Ibrahimovic talk is not destabilising Sweden - Hamren
Sweden coach Erik Hamren has denied the constant speculation surrounding the future of star striker Zlatan Ibrahimovic has had a destabilising effect on his side at Euro 2016.
The Swedes were poor for the first 50 minutes of Monday's Group E opener against the Republic of Ireland before a second-half resurgence resulted in Ibrahimovic crossing for Ciaran Clark to nod into his own net to earn a point for Hamren's men.
Ibrahimovic has confirmed he will leave Paris Saint-Germain when his contract expires at the end of the month but has yet to reveal his next destination.
That has led to daily speculation, with Manchester United heavily linked, but Hamren insists it has not been a topic of discussion in the Sweden camp ahead of Friday's game with Italy.
"No, it's nothing that bothers us," said Hamren. "We are used to it. Players play for club teams and international teams. There are a lot of rumours going round and, obviously, with a big player like Ibrahimovic there are going to be a lot of rumours.
"It doesn't affect us at all. I haven't felt anything destructive, we are used to it, that's football."
Antonio Conte's Italy produced a fine display in their 2-0 defeat of Belgium and Hamren is expecting a tough test in Toulouse.
"Italy are a team that have impressed me," he added. "They perhaps don't have the big stars they used to but they have a strong team nonetheless. They are really organised, very good defensively and offensively. They were very good against Belgium.
"It's a big challenge but we are looking forward to it.

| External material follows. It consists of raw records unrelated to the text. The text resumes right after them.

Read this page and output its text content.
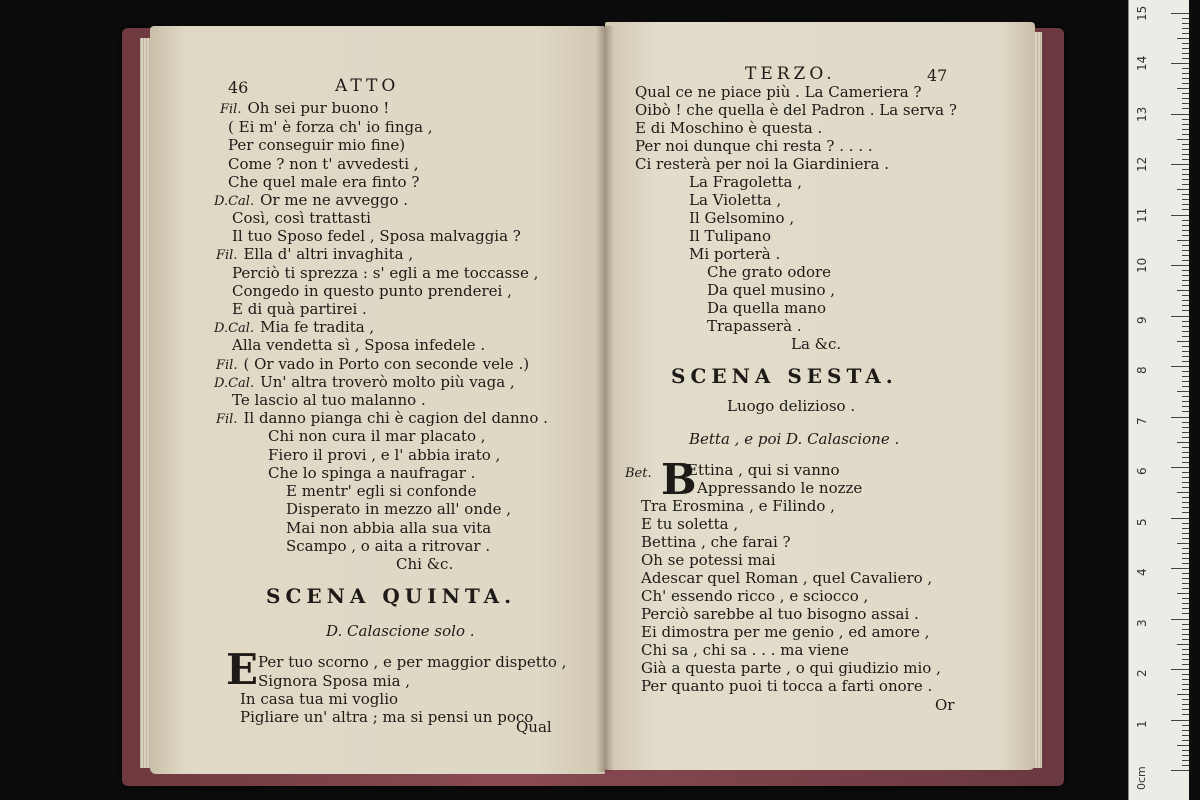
46	ATTO
Fil. Oh sei pur buono !
( Ei m' è forza ch' io finga ,
Per conseguir mio fine)
Come ? non t' avvedesti ,
Che quel male era finto ?
D.Cal. Or me ne avveggo .
Così, così trattasti
Il tuo Sposo fedel , Sposa malvaggia ?
Fil. Ella d' altri invaghita ,
Perciò ti sprezza : s' egli a me toccasse ,
Congedo in questo punto prenderei ,
E di quà partirei .
D.Cal. Mia fe tradita ,
Alla vendetta sì , Sposa infedele .
Fil. ( Or vado in Porto con seconde vele .)
D.Cal. Un' altra troverò molto più vaga ,
Te lascio al tuo malanno .
Fil. Il danno pianga chi è cagion del danno .
Chi non cura il mar placato ,
Fiero il provi , e l' abbia irato ,
Che lo spinga a naufragar .
E mentr' egli si confonde
Disperato in mezzo all' onde ,
Mai non abbia alla sua vita
Scampo , o aita a ritrovar .
Chi &c.
SCENA QUINTA.
D. Calascione solo .
E Per tuo scorno , e per maggior dispetto ,
Signora Sposa mia ,
In casa tua mi voglio
Pigliare un' altra ; ma si pensi un poco
Qual
TERZO.	47
Qual ce ne piace più . La Cameriera ?
Oibò ! che quella è del Padron . La serva ?
E di Moschino è questa .
Per noi dunque chi resta ? . . . .
Ci resterà per noi la Giardiniera .
La Fragoletta ,
La Violetta ,
Il Gelsomino ,
Il Tulipano
Mi porterà .
Che grato odore
Da quel musino ,
Da quella mano
Trapasserà .
La &c.
SCENA SESTA.
Luogo delizioso .
Betta , e poi D. Calascione .
Bet. B
Ettina , qui si vanno
Appressando le nozze
Tra Erosmina , e Filindo ,
E tu soletta ,
Bettina , che farai ?
Oh se potessi mai
Adescar quel Roman , quel Cavaliero ,
Ch' essendo ricco , e sciocco ,
Perciò sarebbe al tuo bisogno assai .
Ei dimostra per me genio , ed amore ,
Chi sa , chi sa . . . ma viene
Già a questa parte , o qui giudizio mio ,
Per quanto puoi ti tocca a farti onore .
Or
0cm
1
2
3
4
5
6
7
8
9
10
11
12
13
14
15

"We have to be effective. We probably won't have that many chances so we have to take the ones that we get. We have to be patient and expect Italy to have the majority of possession, be calm and use our heads.
"A switch in play, or set-pieces, they will be our best chances of scoring on Friday."
Hamren confirmed Celtic full-back Mikael Lustig is unlikely to play any further part in the group stage due to an injury he suffered against the Republic of Ireland.